April 7 (Bloomberg) -- The pound rose against the euro as the Bank of England kept its main interest rate at a record low and Portugal’s request for financial assistance dented demand for the 17-nation currency.
Sterling fell against the dollar for the first day in five, staying within a cent of a two-week high. The decision to leave the U.K. key rate at 0.5 percent was predicted by all 57 economists surveyed by Bloomberg News. The European Central Bank increased its main rate by 25 basis points today, as predicted by economists in a Bloomberg survey. Portugal’s Prime Minister Jose Socrates said late yesterday that the nation had no choice but to seek financial aid.
“The pound’s direction from here will be data dependent,” said Marcus Hettinger, a foreign-exchange strategist at Credit Suisse Group AG in Zurich. “It’s clear the Bank of England will raise rates. It’s a matter of timing.”
The British currency strengthened 0.2 percent to 87.59 pence per euro as of 4:36 p.m. in London, posting its third gain of the past four days. Sterling was 0.2 percent weaker at $1.6307, after climbing yesterday to $1.6302, the strongest level since March 23.
Sterling has strengthened 0.8 percent against the euro in the past five days as reports added to evidence the economy is recovering from a fourth-quarter contraction, stoking speculation the Bank of England will also start raising interest rates this year. At 4.4 percent in February, the U.K. inflation rate is more than twice the bank’s 2 percent target.
U.K. home prices rose 0.1 percent in March, after dropping 0.9 percent in the prior month, Lloyds Banking Group Plc’s Halifax unit said yesterday. Markit Economics Ltd. and the Chartered Institute of Purchasing and Supply said a day earlier that service industries expanded at a faster pace in March.
Investors priced in a 25 basis-point rise in the central bank rate by July, according to forward rates on the sterling overnight interbank average, or Sonia, compiled by Tullett Prebon Plc.
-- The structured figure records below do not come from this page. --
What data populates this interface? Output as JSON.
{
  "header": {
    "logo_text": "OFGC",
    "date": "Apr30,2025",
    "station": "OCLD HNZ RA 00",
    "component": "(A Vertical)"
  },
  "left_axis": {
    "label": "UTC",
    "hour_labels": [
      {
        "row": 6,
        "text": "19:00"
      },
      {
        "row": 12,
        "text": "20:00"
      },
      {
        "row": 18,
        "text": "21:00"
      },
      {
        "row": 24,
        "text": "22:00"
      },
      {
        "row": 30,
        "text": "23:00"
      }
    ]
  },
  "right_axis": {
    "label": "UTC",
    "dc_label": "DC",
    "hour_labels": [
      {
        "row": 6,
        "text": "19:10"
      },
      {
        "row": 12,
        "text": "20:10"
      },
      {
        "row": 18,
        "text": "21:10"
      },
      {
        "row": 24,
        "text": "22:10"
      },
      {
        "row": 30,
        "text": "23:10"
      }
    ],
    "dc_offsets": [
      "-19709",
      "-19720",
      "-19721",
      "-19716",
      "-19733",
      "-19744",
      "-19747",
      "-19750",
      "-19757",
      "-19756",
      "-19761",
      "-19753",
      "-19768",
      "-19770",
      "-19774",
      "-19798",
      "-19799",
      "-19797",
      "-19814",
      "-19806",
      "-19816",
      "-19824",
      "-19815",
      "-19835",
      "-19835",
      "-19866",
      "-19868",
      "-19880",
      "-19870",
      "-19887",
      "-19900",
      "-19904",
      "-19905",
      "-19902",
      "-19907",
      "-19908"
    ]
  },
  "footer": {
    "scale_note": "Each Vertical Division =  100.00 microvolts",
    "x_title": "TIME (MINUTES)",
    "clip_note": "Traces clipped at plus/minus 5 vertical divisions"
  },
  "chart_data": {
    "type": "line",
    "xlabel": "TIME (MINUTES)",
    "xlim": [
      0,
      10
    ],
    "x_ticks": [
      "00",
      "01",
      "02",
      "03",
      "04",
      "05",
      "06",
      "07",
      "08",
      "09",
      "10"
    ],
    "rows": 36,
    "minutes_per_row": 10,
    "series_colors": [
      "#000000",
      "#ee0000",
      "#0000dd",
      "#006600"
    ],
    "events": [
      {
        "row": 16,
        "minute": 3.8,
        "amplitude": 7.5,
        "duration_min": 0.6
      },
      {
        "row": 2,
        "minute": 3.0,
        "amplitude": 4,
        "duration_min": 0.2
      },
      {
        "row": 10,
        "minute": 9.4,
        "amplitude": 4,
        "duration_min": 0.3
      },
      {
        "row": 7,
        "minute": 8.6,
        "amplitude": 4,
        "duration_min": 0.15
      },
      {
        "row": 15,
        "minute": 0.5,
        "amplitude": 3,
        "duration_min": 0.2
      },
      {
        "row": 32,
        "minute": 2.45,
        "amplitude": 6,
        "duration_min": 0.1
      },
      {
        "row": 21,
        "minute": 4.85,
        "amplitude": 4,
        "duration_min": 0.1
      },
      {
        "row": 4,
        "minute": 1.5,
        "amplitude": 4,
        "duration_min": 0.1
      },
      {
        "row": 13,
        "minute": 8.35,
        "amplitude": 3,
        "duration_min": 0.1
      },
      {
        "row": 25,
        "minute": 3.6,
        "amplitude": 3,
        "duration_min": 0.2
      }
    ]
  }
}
They have priced in a second increase by November.
“Sterling should do okay from here” depending on economic data, said Adam Cole, global head of foreign-exchange strategy at Royal Bank of Canada in London.
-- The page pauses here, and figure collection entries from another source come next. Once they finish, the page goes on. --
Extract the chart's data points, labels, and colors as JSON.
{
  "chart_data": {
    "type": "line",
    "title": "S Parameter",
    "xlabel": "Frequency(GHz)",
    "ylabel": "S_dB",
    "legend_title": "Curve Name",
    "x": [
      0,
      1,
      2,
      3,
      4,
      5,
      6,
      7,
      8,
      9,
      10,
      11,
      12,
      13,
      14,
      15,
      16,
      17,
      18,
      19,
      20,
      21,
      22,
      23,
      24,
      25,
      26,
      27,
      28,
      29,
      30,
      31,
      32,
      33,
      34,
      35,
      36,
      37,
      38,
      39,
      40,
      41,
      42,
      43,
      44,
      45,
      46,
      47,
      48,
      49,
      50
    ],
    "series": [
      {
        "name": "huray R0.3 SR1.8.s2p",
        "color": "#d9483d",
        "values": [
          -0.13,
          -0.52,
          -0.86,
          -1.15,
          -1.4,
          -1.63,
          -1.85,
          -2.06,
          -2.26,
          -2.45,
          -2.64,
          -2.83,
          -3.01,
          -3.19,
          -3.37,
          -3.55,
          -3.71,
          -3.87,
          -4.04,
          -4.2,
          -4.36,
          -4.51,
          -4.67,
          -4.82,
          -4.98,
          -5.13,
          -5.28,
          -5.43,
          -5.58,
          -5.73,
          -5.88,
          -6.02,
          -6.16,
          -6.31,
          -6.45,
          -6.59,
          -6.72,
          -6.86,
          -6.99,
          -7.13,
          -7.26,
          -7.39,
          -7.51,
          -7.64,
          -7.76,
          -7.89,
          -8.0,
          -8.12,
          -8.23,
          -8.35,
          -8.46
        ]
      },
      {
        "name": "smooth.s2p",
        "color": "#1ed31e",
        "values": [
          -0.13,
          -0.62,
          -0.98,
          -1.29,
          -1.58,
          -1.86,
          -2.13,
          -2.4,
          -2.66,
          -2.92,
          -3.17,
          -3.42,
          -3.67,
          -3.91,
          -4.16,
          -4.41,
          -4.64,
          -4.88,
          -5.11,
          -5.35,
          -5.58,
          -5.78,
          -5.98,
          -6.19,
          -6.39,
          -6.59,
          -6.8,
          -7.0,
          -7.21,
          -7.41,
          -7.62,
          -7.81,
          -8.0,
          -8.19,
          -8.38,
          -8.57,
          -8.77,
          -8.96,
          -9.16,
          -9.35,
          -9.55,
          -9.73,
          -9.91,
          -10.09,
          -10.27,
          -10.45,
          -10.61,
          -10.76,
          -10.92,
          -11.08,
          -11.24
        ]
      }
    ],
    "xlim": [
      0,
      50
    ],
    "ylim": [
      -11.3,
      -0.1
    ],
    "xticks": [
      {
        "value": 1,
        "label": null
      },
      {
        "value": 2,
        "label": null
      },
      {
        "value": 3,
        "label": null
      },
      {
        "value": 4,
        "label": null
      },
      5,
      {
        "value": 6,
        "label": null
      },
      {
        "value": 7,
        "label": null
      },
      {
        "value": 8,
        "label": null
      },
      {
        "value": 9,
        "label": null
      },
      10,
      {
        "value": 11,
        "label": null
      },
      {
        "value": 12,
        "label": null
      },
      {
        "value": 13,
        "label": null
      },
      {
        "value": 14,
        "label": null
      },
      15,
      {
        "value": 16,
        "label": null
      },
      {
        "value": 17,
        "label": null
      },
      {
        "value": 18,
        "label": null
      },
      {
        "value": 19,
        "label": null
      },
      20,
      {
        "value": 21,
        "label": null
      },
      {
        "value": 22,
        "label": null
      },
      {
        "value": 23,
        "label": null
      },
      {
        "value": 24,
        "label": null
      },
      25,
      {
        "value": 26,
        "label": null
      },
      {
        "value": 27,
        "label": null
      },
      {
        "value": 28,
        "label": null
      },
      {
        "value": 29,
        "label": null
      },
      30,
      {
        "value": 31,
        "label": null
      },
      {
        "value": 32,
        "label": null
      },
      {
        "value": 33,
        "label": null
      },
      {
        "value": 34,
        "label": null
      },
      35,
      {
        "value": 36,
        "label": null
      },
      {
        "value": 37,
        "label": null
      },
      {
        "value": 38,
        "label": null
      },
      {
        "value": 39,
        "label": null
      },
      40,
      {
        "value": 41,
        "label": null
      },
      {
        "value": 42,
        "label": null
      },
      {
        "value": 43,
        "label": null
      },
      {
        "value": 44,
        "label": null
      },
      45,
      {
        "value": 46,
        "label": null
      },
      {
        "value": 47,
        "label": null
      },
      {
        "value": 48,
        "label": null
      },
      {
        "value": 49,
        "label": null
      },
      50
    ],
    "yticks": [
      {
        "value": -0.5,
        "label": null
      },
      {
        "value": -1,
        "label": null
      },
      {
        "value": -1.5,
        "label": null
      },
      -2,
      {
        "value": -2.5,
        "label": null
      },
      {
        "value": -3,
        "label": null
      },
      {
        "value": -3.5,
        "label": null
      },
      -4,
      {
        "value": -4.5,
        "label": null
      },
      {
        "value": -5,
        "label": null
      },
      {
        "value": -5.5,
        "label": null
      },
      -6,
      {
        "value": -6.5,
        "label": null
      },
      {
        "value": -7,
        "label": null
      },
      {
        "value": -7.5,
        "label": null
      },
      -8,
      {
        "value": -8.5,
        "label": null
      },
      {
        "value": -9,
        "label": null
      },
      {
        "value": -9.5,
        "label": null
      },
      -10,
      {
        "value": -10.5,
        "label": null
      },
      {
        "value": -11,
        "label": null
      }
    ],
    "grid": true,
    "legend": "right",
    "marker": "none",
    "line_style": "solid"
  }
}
The 10-year gilt yield was two basis points lower at 3.75 percent, after increasing earlier to 3.80 percent, the most since Feb. 21. The two-year yield fell three basis points to 1.37 percent.
“The Bank continues to believe that much of the recent rise in the level of the consumer price index is due to external factors and is not domestically generated,” John McNeill, Edinburgh-based head of international rates at Aegon Asset Management, said in an e-mailed statement.
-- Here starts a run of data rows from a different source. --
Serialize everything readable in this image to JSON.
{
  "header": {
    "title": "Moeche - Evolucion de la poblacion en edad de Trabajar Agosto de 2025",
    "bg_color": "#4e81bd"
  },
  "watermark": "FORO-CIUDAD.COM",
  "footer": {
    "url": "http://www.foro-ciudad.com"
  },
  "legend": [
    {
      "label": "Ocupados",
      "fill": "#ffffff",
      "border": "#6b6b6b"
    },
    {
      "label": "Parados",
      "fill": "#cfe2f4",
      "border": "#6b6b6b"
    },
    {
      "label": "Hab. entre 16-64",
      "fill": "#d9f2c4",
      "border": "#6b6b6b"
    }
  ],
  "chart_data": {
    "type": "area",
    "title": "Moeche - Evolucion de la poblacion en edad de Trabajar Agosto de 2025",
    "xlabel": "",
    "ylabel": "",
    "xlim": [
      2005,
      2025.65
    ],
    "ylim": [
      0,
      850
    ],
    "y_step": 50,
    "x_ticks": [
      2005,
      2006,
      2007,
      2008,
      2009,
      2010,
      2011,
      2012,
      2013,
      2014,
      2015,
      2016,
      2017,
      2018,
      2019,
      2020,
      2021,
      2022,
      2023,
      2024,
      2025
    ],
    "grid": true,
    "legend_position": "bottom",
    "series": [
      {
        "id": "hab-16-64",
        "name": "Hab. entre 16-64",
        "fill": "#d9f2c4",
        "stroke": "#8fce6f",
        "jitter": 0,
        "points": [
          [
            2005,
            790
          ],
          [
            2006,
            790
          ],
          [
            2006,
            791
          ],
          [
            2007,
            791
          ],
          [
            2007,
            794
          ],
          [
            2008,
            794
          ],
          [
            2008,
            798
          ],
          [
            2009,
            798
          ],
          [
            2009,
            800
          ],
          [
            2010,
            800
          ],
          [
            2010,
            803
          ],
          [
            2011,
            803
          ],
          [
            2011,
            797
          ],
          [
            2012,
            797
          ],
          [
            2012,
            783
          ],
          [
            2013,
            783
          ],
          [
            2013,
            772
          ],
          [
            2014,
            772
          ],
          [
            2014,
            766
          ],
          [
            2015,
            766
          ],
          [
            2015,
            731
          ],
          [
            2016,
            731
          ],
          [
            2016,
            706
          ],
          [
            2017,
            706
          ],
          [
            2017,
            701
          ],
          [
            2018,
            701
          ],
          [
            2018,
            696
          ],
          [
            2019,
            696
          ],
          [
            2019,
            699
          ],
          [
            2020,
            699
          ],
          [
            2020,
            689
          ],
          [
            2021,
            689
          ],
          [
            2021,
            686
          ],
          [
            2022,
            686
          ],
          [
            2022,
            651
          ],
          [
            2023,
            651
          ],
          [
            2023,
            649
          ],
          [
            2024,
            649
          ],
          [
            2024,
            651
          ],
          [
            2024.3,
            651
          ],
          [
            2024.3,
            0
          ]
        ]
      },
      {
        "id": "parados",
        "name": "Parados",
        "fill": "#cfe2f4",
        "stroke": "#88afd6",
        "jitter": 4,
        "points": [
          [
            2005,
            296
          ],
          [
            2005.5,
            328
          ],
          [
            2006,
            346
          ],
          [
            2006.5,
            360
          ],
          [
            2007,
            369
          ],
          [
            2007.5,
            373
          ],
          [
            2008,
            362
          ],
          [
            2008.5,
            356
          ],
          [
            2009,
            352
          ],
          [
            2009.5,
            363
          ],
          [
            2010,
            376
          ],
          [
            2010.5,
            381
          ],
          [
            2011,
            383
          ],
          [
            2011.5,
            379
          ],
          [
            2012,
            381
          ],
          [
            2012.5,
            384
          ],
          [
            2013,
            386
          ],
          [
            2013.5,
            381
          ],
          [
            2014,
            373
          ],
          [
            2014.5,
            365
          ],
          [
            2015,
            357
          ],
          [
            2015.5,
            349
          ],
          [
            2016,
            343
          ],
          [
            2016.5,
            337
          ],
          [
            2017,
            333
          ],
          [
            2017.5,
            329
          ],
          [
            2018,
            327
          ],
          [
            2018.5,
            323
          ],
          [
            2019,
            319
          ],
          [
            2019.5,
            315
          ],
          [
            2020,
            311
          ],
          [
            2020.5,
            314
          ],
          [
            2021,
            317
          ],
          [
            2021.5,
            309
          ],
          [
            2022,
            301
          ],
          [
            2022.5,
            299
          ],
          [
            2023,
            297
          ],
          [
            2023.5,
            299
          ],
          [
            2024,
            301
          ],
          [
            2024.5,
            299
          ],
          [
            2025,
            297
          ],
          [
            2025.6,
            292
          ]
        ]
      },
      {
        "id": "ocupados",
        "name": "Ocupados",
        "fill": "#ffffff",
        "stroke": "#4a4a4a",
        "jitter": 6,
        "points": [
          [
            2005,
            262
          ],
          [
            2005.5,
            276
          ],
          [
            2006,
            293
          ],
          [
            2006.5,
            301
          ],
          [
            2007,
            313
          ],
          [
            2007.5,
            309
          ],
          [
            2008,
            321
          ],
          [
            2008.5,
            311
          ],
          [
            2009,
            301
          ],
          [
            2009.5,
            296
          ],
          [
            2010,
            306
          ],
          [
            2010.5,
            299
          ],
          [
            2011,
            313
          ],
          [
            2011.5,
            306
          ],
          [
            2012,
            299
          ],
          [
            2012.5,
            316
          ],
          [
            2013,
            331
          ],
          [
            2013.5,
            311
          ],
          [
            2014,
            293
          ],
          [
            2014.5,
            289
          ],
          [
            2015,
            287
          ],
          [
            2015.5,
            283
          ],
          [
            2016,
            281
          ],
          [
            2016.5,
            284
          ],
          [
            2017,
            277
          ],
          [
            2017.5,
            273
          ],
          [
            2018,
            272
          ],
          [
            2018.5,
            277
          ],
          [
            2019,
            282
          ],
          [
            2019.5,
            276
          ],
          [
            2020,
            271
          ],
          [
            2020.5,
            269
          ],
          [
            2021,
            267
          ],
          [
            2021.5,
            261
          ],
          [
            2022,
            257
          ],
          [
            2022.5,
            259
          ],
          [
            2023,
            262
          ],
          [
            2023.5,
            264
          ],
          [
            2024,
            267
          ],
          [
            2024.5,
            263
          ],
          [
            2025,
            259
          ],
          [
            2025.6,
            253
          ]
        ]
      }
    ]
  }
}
Investors increased their inflation expectations for a seventh day, bond trading showed.
The 10-year breakeven rate, derived from the difference between nominal and index-linked bonds, increased one basis point to 3.30 percentage points. The rate, a gauge of expectations for consumer prices over the life of the securities, has climbed from a 2011 low of 3.06 percentage points on Jan. 4.
Gilts have lost 0.4 percent since the end of March, extending their decline this year to 1.2 percent, according to indexes developed by Bank of America Merrill Lynch. German securities have lost 2.6 percent since Dec. 31 while Treasuries dropped 0.5 percent, according to the indexes.